I am not siding with anyone, as I stated in my post that I have never experienced that ANYWHERE around here.... I simply said I wouldn't leave anyones section if I too had permission to be there, especially in my home area. He may not have fields leased now, but I am pretty sure he has in the past, which was the reason behind the last line in my post, because im not sure.

Horker, please re-read my posts before calling me a women.... I never bashed Randy nor his product... I actually stated in my post I have never encountered this nor have I had any problems. I am a little bitter about the fact things were not leased before and it is now turning into a pay to play.... you would be too if it was your home area. With that being said, we make it work... and No I am not going to find a new area. Not sure what your problem is, but apparently you need to go back and read a bit. Please point out to me where I bashed randy's product? :bop:

edit- Hoppe, I saw you guys drive past our spread on the last weekend of goose on your way back to D.R. house.


----------



## carp_killer (Nov 24, 2006)

there is a hunter near fergus that buys a landowner a new truck every year and then the hunter gets the year old truck not sure who it is but it wouldnt surprise me if its flagman.
Hoppsa it sounds like you spent a little to much time with him this year because it sounds like you are about the same kind of person he is and he has you brainwashed pretty well into thinking he is some legend when really he is a complete *******. why would i call him just for the pure sake of starting an arguement? that would make me look like the ***.
saying he doesnt have any leased fields is complete CRAP he was the one that started the pay to play game around fergus and he still does it.

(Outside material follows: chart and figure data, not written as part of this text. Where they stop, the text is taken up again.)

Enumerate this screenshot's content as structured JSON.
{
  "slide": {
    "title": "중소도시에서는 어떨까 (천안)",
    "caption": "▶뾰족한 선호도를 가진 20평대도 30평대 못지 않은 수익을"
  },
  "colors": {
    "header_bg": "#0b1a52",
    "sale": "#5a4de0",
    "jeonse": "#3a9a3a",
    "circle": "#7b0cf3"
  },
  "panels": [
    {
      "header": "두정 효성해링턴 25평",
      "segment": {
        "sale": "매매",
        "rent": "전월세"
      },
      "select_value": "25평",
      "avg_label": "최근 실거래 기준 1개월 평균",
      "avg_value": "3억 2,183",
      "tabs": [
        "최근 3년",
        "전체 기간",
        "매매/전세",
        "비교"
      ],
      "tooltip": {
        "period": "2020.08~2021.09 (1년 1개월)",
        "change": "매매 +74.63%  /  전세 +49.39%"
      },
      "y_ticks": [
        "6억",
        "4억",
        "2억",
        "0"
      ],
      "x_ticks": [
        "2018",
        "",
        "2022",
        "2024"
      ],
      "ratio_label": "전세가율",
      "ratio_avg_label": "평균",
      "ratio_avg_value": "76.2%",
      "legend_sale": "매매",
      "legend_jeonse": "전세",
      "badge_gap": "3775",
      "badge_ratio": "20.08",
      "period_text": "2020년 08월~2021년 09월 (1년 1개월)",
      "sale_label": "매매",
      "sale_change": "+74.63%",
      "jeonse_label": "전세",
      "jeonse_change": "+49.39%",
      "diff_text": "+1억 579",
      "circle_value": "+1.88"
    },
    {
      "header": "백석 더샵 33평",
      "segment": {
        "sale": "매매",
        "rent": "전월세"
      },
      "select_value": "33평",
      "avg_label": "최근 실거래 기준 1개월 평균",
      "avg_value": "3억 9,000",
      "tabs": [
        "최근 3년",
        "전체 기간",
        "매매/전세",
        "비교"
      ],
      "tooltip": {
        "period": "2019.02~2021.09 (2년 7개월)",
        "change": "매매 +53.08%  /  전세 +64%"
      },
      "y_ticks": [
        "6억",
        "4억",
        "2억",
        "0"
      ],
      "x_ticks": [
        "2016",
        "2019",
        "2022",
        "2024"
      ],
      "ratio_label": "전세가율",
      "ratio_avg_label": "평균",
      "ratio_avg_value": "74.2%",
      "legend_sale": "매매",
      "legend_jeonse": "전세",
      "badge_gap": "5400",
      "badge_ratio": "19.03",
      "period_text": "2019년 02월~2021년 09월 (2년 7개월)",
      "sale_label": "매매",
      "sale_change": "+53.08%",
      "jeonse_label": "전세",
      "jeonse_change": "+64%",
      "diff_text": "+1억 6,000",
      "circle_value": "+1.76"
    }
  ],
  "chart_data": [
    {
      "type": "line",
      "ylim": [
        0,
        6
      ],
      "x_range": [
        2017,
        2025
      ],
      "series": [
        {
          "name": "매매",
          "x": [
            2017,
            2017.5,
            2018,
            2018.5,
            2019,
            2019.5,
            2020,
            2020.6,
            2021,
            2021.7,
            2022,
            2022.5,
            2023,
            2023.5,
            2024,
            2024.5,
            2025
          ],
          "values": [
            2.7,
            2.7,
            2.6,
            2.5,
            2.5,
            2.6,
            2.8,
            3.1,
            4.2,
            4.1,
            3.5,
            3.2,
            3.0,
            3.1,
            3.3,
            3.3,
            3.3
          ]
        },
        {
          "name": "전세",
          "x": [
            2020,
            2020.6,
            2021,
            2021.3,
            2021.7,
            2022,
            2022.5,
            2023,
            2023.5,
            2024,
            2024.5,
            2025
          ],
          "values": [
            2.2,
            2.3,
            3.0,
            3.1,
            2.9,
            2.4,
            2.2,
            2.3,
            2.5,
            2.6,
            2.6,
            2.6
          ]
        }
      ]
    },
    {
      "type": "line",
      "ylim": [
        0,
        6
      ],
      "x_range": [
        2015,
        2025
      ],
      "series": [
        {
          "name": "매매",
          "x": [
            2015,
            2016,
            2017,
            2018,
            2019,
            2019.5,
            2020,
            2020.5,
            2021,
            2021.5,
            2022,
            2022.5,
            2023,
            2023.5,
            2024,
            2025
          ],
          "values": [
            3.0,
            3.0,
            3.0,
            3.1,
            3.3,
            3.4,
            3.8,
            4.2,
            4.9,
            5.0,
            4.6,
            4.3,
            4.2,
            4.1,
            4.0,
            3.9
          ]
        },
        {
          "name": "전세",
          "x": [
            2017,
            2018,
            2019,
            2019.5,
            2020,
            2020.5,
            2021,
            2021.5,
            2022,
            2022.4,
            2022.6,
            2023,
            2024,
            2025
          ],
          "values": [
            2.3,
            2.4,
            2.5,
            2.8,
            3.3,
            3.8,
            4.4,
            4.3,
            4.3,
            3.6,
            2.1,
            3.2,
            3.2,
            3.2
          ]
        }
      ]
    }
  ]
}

andrew il send you a pm in a sec.

dont recall ever bashing the product just bashing him for being an ******* and im sure you would do the same thing if the owner of a company treated you that way so no i never will use any of his products. so i think maybe you are the one that should be getting there facts straight and not me. first you say andrew is siding with me when all he did was not jump at me like everyone else and you take my words and twist them into me bashing his products instead of him.

all this took place september of 09 i think it was the second weekend of early goose. i love how you automatically say im a sky buster, last i checked if i can hit the birds it isnt skybusting. sky busting is shooting at birds that you will never possibly kill at that distance and something people like you call people over the internet to make them feel better about themselves. yes please enlighten me on whats wrong with pass shooting? its more of a challenge to pass shoot birds than shoot birds feet down in the decoys.

randy hasnt changed the way i goose hunt and i bet theres a hell of alot of other people on here that can say that.

snowslayer i apologize for jacking your thread and will start a new thread we can continue this arguement in.


----------



## Andrew Bremseth (Aug 1, 2007)

I think the discussion should end, no one's mind will be changed and it really doesn't matter. Everyone sounds like they were legal and that is that. If something illegal happens get a hold of the game warden, they are great guys around here. If you think it's hunter harrasment don't hesitate to call.

Not sure how I got drug through the mud when I never said a word about his character or his products but I guess that's what happens we people are defensive. It's a shame this thread turned into this but hopefully the original poster's question was answered and he found his flag.


----------



## nodakoutdoors.com (Feb 27, 2002)

I agree, this thread is going nowhere. Lots of unnecessary info when all someone is looking for is a goose flag.


----------